Indagine risparmio e scelte finanziarie degli italiani 2015

Si riduce l’incertezza che congelava le decisioni delle famiglie, anche se prevalgono ancora cautela e prudenza

Nel 2015 aumentano i risparmiatori, +5% rispetto al 2012

Cresce il risparmio gestito. Negli ultimi due anni la percentuale degli investitori è passata dal 9 al 12%

Fine della crisi, sicurezza del lavoro e tranquillità pensionistica: le tre aspirazioni della “middle class” italiana

E’ stata presentata oggi, 21 Luglio 2015 a Torino, “L’Indagine sul risparmio e sulle scelte finanziarie degli italiani 2015” , un progetto del Centro Einaudi e di Intesa Sanpaolo, basato su interviste effettuate da Doxa fra gennaio e febbraio 2015 a 1.076 famiglie detentrici di conto corrente bancario e/o postale.
La svolta del 2015 è per lo più dovuta alla riduzione dell’incertezza che congelava le decisioni delle famiglie. Nonostante la ripresa appaia nell’andamento di numerose variabili reali, nell’edizione di quest’anno dell’indagine prevalgono ancora la cautela e la prudenza: la percezione dei miglioramenti deve ancora trasmettersi in pieno alle famiglie e trasformarsi in decisioni di spesa, come dimostrano gli andamenti del risparmio e dei consumi.

Quanto al reddito, l’indagine conferma che si è quasi arrestata la tendenza a dichiararlo in calo rispetto alle necessità del tenore di vita.
Nel 2015 il numero di soggetti completamente indipendenti dal punto di vista finanziario si mantiene pressoché ai livelli del 2014 (circa 86 per cento), anche se si assiste ancora allo
«scivolamento» di una piccola parte del campione dall’area dell’indipendenza solo parziale a quella della totale dipendenza. Nel confronto con l’anno passato, si rileva un peggioramento della situazione per le donne e per le fasce d’età più giovani (meno di 25 anni).

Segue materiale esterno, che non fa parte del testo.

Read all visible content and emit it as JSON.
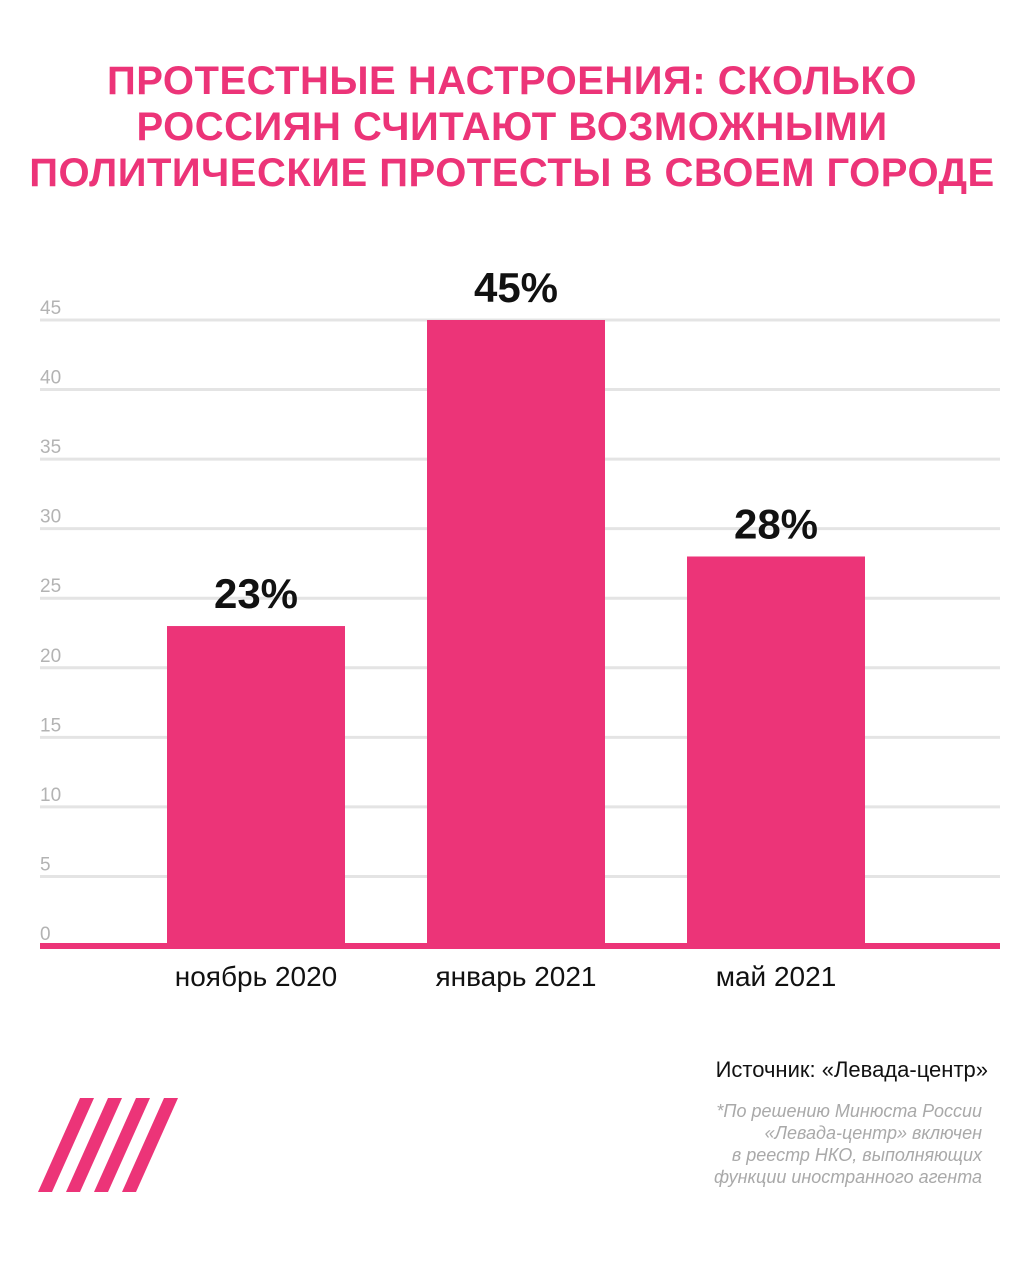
{
  "title_lines": [
    "ПРОТЕСТНЫЕ НАСТРОЕНИЯ: СКОЛЬКО",
    "РОССИЯН СЧИТАЮТ ВОЗМОЖНЫМИ",
    "ПОЛИТИЧЕСКИЕ ПРОТЕСТЫ В СВОЕМ ГОРОДЕ"
  ],
  "colors": {
    "accent": "#ec3478",
    "grid": "#e4e4e4",
    "tick_label": "#b3b3b3",
    "text": "#111111",
    "note": "#a9a9a9"
  },
  "chart_data": {
    "type": "bar",
    "categories": [
      "ноябрь 2020",
      "январь 2021",
      "май 2021"
    ],
    "values": [
      23,
      45,
      28
    ],
    "data_labels": [
      "23%",
      "45%",
      "28%"
    ],
    "y_ticks": [
      0,
      5,
      10,
      15,
      20,
      25,
      30,
      35,
      40,
      45
    ],
    "ylim": [
      0,
      45
    ],
    "grid": true,
    "legend": "none"
  },
  "source": "Источник: «Левада-центр»",
  "note_lines": [
    "*По решению Минюста России",
    "«Левада-центр» включен",
    "в реестр НКО, выполняющих",
    "функции иностранного агента"
  ],
  "logo": "dozhd-stripes-logo"
}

Risparmio e pensioni tra aspettative e prudenza. Se è ancora elevata la quota di famiglie che è costretta dalla crisi a ridurre il proprio tenore di vita (51 per cento, dal picco del 56 per cento nel 2013), una percentuale quasi identica lo fa per motivi precauzionali, confermando una ripresa di controllo del proprio bilancio.

Un paese cash poor – house rich. La quota di famiglie che occupano una casa di proprietà cresce da circa il 76 per cento del 2000 a circa il 79 per cento del 2015. A seguito della crisi si osserva una drastica riduzione di chi ritiene l’immobile l’investimento migliore o più sicuro.

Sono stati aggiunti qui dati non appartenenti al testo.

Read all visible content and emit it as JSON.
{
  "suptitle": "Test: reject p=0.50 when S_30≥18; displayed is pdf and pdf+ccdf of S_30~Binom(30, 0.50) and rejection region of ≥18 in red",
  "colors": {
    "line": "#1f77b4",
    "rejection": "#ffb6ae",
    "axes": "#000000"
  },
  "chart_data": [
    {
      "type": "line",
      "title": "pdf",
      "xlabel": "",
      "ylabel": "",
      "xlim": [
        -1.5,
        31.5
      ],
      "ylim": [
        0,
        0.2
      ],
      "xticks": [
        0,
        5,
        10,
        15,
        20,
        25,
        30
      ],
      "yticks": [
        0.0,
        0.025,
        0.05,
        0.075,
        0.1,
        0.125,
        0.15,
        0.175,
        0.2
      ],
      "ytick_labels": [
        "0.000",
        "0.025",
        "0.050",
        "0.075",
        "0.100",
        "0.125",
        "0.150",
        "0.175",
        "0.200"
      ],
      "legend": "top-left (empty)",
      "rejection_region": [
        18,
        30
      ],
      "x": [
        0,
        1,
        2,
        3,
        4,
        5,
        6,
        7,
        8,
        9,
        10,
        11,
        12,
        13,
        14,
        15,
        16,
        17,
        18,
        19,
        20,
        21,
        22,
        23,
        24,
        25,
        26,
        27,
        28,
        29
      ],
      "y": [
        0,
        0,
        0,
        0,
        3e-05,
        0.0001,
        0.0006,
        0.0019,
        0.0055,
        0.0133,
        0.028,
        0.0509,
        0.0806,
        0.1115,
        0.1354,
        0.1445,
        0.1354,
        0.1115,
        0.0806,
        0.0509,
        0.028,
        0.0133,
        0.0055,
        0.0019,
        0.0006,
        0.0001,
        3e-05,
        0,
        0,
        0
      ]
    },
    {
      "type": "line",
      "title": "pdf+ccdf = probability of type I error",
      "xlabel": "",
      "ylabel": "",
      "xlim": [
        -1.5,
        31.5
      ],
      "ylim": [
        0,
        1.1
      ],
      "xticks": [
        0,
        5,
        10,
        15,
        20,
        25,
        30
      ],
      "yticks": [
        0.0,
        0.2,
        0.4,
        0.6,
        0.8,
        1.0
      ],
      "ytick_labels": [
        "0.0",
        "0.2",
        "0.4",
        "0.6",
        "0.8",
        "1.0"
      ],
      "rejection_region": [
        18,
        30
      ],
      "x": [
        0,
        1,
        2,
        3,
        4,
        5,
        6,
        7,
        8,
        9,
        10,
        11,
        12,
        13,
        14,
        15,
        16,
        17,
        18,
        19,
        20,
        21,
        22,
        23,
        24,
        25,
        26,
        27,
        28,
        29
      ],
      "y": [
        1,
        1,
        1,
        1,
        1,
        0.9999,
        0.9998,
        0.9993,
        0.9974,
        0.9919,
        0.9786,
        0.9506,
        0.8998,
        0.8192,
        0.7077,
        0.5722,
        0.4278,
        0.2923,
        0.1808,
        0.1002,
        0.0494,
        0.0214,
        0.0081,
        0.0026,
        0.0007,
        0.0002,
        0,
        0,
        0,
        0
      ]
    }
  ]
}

Investimenti: primi effetti del ritorno della fiducia. Gli investitori hanno storicamente prestato attenzione, pur con diversa intensità, alle differenti finalità di un investimento (liquidità, sicurezza, rendimento di breve periodo e rendimento di lungo periodo). Con l’arrivo della crisi, però, il fattore sicurezza ha acquisito il dominio delle preferenze: a partire dal 2013, oltre la metà degli intervistati ha indicato la certezza di non perdere il capitale come il primo aspetto al quale prestare attenzione.

Cresce il risparmio gestito. I più giovani e più interessati ai rendimenti di medio-lungo termine si stanno invece guardando intorno per diversificare. Dopo la crisi dei subprime e fino al 2013 si è osservata una diminuzione degli investitori nel risparmio gestito, ma negli ultimi due anni c’è stata un’inversione di tendenza, con l’aumento degli investitori dal 9 a quasi il 12 per cento.

Pochi e bene informati coloro che investono in azioni. Sul fronte del mercato azionario gli investitori italiani, più volte provati da variabilità dello scenario macroeconomico e della fiducia, hanno acquisito negli ultimi anni un atteggiamento sempre più prudente: se nel 2012 il 12,5 per cento degli intervistati dichiarava di aver comprato o venduto azioni nel corso degli ultimi cinque anni, nel 2015 la percentuale scende al 7,5 per cento, pur a fronte di un piccolo aumento di coloro che hanno operato sui mercati azionari negli ultimi dodici mesi.

La banca: di fiducia e online. Quando si parla del rapporto tra risparmiatori e banche, il primo dato di fatto che emerge dall’analisi è il rapporto quasi «in esclusiva» con il proprio istituto: il 78,6 per cento degli intervistati dichiara che la propria famiglia si serve prevalentemente del solo istituto di riferimento, mentre solo il 5,5 per cento utilizza più banche.